Posted by Alejandra at 11:44 PM
I hate when you do this. Don't you dare make me feel guilty when it was you who never came around. I've been in this town for two months and you didn't bother to call or visit and now a weekend before leaving you say you've moved all your plans for me? Don't bother.
Posted by Alejandra at 2:03 AM
July 10, 2011
July 9, 2011
I won't find him until I'm successful, that's what she told me. Maybe I should believe her, work has always been my focus, don't know why I felt like I could just change. I'm scared that maybe when that happens I won't want to find him anymore, I'll be comfortable alone.

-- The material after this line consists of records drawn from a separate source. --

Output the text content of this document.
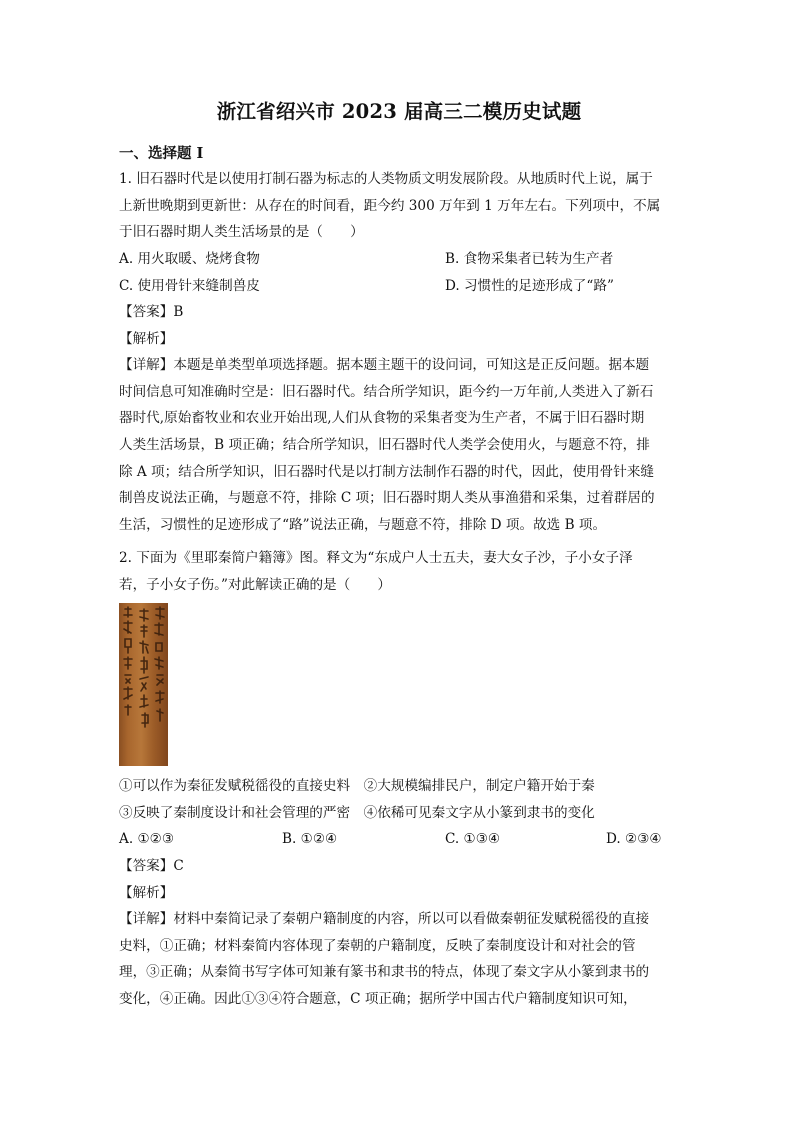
浙江省绍兴市 2023 届高三二模历史试题
一、选择题 I
1. 旧石器时代是以使用打制石器为标志的人类物质文明发展阶段。从地质时代上说，属于
上新世晚期到更新世：从存在的时间看，距今约 300 万年到 1 万年左右。下列项中，不属
于旧石器时期人类生活场景的是（　　）
A. 用火取暖、烧烤食物	B. 食物采集者已转为生产者
C. 使用骨针来缝制兽皮	D. 习惯性的足迹形成了“路”
【答案】B
【解析】
【详解】本题是单类型单项选择题。据本题主题干的设问词，可知这是正反问题。据本题
时间信息可知准确时空是：旧石器时代。结合所学知识，距今约一万年前,人类进入了新石
器时代,原始畜牧业和农业开始出现,人们从食物的采集者变为生产者，不属于旧石器时期
人类生活场景，B 项正确；结合所学知识，旧石器时代人类学会使用火，与题意不符，排
除 A 项；结合所学知识，旧石器时代是以打制方法制作石器的时代，因此，使用骨针来缝
制兽皮说法正确，与题意不符，排除 C 项；旧石器时期人类从事渔猎和采集，过着群居的
生活，习惯性的足迹形成了“路”说法正确，与题意不符，排除 D 项。故选 B 项。
2. 下面为《里耶秦简户籍簿》图。释文为“东成户人士五夫，妻大女子沙，子小女子泽
若，子小女子伤。”对此解读正确的是（　　）
①可以作为秦征发赋税徭役的直接史料　②大规模编排民户，制定户籍开始于秦
③反映了秦制度设计和社会管理的严密　④依稀可见秦文字从小篆到隶书的变化
A. ①②③	B. ①②④	C. ①③④	D. ②③④
【答案】C
【解析】
【详解】材料中秦简记录了秦朝户籍制度的内容，所以可以看做秦朝征发赋税徭役的直接
史料，①正确；材料秦简内容体现了秦朝的户籍制度，反映了秦制度设计和对社会的管
理，③正确；从秦简书写字体可知兼有篆书和隶书的特点，体现了秦文字从小篆到隶书的
变化，④正确。因此①③④符合题意，C 项正确；据所学中国古代户籍制度知识可知，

Posted by Alejandra at 12:01 AM
July 7, 2011
July 5, 2011
It's just a bad night, that's what I tell myself, I don't know any other way to deal. I wanted to feel strong for so long, but who am I kidding, I'm still little fragile scared me, I get lonely and sad and I cry in the middle of the night when there's no one around 'cause I wouldn't know how to explain that I've lost all hope and I'm so tired of merely existing.